Altered lys-ophosphatidic acid (LPA) signaling occurs in other cancers, yet the role of
LPA in HCC remains poorly understood. We sought to determine the expression and function of LPARs1-3 in human samples and SKHep1 cells, metastatic human liver cell lines. LPAR1-3 mRNA and protein expression was measured in human HCC, pair-matched non-tumor liver (NTL) and cultured SKHep1 cells, and compared to histologically normal liver (NL). Cultured SKHep1 cells were treated with LPA [0-10ng/ml) with or without Ki16425 (LPAR1-3 antagonist; 10^M), pertussis toxin (PTx; Gi-protein inhibitor, 100ng/ml) or CT04 (Rho inhibitor I, 1^g/ml). Cell Buparlisib purchase proliferation, motility, and intracellular signaling activity (PI3K-Akt, MAPK-ERK, and Rho) were measured.
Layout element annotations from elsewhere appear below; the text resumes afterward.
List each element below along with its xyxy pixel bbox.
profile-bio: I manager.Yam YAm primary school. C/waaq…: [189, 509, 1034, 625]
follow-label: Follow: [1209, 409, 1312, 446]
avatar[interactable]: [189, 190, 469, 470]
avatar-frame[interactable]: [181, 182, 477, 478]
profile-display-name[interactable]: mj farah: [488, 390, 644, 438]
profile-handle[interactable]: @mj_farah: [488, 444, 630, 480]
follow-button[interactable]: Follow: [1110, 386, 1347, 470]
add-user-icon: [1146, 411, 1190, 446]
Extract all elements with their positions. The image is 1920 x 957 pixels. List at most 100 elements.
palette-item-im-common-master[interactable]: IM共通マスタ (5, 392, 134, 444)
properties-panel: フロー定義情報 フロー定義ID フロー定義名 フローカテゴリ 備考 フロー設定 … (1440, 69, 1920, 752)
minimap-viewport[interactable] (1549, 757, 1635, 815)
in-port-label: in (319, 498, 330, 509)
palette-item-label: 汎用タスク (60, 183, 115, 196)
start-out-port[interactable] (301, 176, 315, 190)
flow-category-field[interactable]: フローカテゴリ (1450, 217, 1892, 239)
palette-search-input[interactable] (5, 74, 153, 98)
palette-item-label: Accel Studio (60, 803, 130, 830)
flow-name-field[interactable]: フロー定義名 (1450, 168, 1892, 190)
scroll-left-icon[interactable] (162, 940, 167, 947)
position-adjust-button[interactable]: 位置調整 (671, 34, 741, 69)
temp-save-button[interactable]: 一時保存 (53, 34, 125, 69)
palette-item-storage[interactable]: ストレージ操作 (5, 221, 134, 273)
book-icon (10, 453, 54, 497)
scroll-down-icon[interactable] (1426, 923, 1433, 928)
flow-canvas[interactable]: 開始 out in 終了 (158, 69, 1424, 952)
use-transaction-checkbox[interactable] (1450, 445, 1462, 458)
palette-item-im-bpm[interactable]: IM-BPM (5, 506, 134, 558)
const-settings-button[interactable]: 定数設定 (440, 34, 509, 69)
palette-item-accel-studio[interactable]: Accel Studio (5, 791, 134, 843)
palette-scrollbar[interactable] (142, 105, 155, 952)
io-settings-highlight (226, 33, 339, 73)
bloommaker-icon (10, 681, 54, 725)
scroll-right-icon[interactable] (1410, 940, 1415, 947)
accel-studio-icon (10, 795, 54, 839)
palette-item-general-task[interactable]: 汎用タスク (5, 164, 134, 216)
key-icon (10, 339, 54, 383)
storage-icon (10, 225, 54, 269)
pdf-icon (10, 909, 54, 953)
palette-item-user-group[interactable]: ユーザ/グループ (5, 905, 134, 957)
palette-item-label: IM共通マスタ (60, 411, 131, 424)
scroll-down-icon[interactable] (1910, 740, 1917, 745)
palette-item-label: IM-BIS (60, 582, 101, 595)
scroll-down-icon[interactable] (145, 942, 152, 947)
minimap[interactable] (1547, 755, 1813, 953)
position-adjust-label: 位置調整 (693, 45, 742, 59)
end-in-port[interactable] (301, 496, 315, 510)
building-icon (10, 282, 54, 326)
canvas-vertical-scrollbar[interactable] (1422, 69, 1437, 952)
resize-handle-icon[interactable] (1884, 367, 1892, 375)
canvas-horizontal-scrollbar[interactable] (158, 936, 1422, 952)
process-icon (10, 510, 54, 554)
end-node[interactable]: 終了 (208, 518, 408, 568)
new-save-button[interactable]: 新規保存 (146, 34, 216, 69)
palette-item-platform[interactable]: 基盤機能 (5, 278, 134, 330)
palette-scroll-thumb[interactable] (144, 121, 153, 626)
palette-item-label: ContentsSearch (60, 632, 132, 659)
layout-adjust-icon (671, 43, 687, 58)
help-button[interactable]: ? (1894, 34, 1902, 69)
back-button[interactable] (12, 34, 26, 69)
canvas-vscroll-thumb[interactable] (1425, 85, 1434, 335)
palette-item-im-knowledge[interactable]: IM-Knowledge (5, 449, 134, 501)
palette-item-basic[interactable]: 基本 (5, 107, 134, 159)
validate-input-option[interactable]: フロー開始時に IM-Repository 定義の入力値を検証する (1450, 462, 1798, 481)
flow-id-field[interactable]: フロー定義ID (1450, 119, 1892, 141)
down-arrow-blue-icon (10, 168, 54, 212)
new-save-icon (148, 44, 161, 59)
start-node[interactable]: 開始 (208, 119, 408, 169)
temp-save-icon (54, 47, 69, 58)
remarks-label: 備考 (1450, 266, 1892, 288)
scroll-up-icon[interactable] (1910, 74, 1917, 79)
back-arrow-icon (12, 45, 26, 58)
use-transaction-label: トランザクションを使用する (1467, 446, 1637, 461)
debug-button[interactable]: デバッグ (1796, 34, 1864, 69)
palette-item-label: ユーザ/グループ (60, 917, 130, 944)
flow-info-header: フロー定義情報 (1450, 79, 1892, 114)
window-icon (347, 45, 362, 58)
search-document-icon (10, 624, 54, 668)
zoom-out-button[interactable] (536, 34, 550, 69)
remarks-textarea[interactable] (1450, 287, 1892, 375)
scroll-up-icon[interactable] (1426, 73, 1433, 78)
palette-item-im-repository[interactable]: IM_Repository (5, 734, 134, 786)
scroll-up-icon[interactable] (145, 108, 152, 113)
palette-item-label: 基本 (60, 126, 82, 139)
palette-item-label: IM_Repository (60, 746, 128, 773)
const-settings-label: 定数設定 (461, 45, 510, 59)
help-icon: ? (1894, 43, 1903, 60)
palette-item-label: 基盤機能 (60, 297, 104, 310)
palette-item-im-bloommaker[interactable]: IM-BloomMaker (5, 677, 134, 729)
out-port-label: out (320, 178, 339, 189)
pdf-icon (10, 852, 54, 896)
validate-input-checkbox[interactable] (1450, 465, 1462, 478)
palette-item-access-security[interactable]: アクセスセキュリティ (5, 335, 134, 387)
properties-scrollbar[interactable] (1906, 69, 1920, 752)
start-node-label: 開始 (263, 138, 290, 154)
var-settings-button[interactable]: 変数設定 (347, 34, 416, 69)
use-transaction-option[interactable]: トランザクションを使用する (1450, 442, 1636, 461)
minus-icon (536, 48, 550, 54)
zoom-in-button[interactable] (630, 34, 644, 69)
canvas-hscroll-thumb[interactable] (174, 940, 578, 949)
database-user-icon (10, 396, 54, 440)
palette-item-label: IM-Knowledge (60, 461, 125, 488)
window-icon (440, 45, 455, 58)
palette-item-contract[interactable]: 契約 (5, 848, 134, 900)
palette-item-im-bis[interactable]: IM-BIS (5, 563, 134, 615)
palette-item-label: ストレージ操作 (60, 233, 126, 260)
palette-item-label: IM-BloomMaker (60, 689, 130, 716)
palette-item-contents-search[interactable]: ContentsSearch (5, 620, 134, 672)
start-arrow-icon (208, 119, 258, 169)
Finally, SKHep1 cells were stably transfected with shRNAs to down-regulate
LPAR1 or 3 expression and cell signaling/function analyzed following LPA-treatment. Human HCC demonstrated increased LPAR 1 and 3 mRNA expression in 4/9 samples vs NTL and LPAR3 mRNA was elevated in 8/9 NTL samples vs NL. Further analysis by IHC demonstrated a 3.4±0.1 fold increase in LPAR3 score in HCC vs NTL (p<0.01, n=17). These data were mirrored in SKHep1 cells with significantly increased LPAR1/3 expression vs NL. Treatment of SKHep1 cells with LPA led to dose-dependent increases in SKHep1 migration (84±14% increase, p<0.05, n=3) and motility (32±5% increase, p<0.05, FK228 in vivo n=3) in the absence of significant changes in proliferation. Following treatment LPA significantly stimulated Rho and PI3K-Akt activity, an effect abolished in the presence of Ki16425. Inhibition of Rho (CT04) did not significantly affect motility, migration, or proliferation, effects mirrored by inhibiting LPAR1 expression using an shRNA (83±2% decrease in LPAR1 expression). Blocking Gi-protein signaling (PTx) significantly inhibited
downstream PI3K-Akt activity and abrogated cell motility/migration. MCE Decreasing LPAR3 expression (81 ±1% decrease) mirrored the effects of PTx; no significant PI3K-Akt activation or cell migration being measured following LPA-stimulation in cells expressing LPAR3 shRNA. These data demonstrate human HCC and SKHep1 cells are characterized by elevated LPAR1/3 expression vs. histologically NL. In SKHep1 cells LPA stimulates cell migration via a LPAR3-Gi-protein-PI3-Akt-dependent pathway independent of LPAR1-Rho signaling. These data suggest LPAR1/3 are potential targets for future therapeutic intervention, particularly since LPAR1/3 are weakly expressed in NL and LPAR1/3 antagonists are currently undergoing clinical trial to treat other cancers. Disclosures: David A.